Solving wave equation with Fourier transform

[fluidistic]

Homework Statement

Use Fourier transforms to calculate the motion of an infinitly large stretched string with initial conditions [itex]u(x,0)=f(x)[/itex] and null initial velocity. The displacements satisfy the homogeneous wave equation.

Homework Equations

[itex]\frac{\partial ^2 u }{\partial t^2 }-c\frac{\partial ^2 u }{\partial x^2 }=0[/itex].
[itex]\mathbb{F} (u)=F(\omega )=\int _{-\infty }^{\infty }u(t)e^{i\omega t }dt[/itex].
[itex]\mathbb{F} \left ( \frac{d^nf}{dx^n} \right )=(-i\omega )^n \mathbb{F} (u)[/itex].

The Attempt at a Solution

So my idea is to take the Fourier transform of the wave equation. I guess I have the choice to take it with respect to either x or t?
Taking it with respect to x, I obtain [itex]\frac{d^2}{dt^2}\mathbb{F} (u)+\underbrace {c\omega ^2}_{\geq 0 } \mathbb{F}(u)=0[/itex].
So that [itex]\mathbb{F} (u)=A\cos (c\omega ^2 t )+B \sin (c\omega ^2 t )[/itex]. Now I don't really know how to proceed.
I don't know if I should take some inverse Fourier transform or use the initial conditions, namely [itex]u(x,0)=f(x)[/itex] and [itex]\frac{\partial u}{\partial t } (x,0)=0[/itex]. I'm not confident so far in what I've done... could someone help me?

 

[mighty2000]

Thank you for posting your question on Fourier transforms and the motion of an infinitely large stretched string. Let me guide you through the steps to find a solution.
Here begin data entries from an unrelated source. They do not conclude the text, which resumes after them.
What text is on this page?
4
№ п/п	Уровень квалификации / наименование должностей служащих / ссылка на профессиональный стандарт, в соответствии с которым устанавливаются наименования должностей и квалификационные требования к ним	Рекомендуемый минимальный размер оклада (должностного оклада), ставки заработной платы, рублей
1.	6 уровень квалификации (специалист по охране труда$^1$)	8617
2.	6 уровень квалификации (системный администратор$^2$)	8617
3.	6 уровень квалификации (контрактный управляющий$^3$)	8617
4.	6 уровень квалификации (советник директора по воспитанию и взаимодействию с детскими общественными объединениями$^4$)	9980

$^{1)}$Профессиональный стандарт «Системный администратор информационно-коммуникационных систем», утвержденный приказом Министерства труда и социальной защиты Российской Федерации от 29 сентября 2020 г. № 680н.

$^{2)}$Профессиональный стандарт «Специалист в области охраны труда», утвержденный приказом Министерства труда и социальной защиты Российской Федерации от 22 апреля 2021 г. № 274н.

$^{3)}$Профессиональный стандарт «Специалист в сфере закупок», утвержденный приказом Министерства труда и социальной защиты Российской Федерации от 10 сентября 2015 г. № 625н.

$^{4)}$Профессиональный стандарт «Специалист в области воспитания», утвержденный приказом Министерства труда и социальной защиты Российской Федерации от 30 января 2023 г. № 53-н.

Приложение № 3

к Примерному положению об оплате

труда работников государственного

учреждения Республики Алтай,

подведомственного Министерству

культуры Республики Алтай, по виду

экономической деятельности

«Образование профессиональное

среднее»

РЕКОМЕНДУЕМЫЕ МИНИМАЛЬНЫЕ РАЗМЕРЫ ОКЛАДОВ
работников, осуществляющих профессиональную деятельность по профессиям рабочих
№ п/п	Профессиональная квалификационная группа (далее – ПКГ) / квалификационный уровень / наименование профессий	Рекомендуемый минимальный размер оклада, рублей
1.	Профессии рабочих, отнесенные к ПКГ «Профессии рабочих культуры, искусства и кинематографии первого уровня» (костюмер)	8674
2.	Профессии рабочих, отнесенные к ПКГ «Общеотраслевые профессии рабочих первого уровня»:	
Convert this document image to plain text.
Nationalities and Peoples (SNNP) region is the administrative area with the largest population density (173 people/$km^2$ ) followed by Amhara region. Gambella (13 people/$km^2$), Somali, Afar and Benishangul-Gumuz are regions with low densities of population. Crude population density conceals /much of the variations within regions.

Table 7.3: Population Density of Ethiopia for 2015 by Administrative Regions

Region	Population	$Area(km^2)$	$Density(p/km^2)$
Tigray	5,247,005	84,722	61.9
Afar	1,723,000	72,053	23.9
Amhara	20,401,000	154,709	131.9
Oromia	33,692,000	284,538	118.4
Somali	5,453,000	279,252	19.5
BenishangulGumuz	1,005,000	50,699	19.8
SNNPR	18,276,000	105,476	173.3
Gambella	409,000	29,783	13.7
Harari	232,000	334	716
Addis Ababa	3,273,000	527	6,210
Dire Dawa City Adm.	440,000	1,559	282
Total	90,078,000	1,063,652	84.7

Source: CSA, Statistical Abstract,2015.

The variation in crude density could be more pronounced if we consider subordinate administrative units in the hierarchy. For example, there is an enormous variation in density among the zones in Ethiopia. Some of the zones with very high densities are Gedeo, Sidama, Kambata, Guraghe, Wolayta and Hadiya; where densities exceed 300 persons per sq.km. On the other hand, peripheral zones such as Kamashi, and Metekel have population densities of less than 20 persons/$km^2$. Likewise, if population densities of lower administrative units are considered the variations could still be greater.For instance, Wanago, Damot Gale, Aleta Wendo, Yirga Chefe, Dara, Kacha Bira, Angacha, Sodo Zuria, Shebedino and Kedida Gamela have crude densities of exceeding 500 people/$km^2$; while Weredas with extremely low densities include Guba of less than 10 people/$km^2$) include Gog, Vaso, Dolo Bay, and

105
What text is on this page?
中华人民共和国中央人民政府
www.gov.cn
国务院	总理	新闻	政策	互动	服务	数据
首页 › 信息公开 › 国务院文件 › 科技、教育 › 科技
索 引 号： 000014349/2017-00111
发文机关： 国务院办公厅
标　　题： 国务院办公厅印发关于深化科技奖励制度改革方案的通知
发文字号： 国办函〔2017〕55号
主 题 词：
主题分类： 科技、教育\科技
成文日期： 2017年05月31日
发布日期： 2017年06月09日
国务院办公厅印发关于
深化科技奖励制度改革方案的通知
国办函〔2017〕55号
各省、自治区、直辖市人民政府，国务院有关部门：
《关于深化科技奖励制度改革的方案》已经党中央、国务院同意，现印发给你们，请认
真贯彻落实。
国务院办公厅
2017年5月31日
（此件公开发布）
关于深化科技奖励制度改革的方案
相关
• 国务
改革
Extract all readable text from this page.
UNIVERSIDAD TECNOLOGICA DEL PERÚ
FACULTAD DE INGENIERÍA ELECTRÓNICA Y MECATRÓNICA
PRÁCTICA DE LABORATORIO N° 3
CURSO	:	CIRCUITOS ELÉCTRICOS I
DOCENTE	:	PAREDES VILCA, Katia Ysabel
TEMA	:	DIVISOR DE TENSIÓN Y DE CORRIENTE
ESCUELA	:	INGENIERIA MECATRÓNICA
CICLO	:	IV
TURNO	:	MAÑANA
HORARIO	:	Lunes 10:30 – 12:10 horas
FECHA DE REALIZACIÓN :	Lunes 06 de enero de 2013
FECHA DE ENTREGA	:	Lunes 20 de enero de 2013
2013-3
First, you are correct in taking the Fourier transform of the wave equation with respect to x. This will give you a new equation in terms of the Fourier transform of u, which we will call U(ω). The equation will be \frac{d^2}{dt^2}U(\omega )+c\omega ^2 U(\omega )=0. This is a simple second-order ordinary differential equation, and its general solution is U(\omega )=A\cos (c\omega t)+B\sin (c\omega t).

Next, we need to use the initial conditions to find the values of A and B. Since we are given that u(x,0)=f(x), we can write U(\omega )=\mathbb{F}(u(x,0))=\mathbb{F}(f(x)). We can then use the Fourier transform property you have mentioned in your post: \mathbb{F}(u(x,0))=F(\omega )=\int _{-\infty }^{\infty }f(x)e^{i\omega x }dx. This gives us a formula for U(\omega ), which we can now substitute into the general solution to find A and B.

Finally, we can use the inverse Fourier transform to find the solution u(x,t). The inverse Fourier transform of U(\omega ) is given by \mathbb{F}^{-1}(U(\omega ))=\frac{1}{2\pi }\int _{-\infty }^{\infty }U(\omega )e^{-i\omega x }d\omega . This will give us the solution u(x,t) in terms of the initial condition f(x).

I hope this helps guide you towards finding the solution. Remember to always check your calculations and make sure your final solution satisfies the original wave equation and initial conditions. Good luck!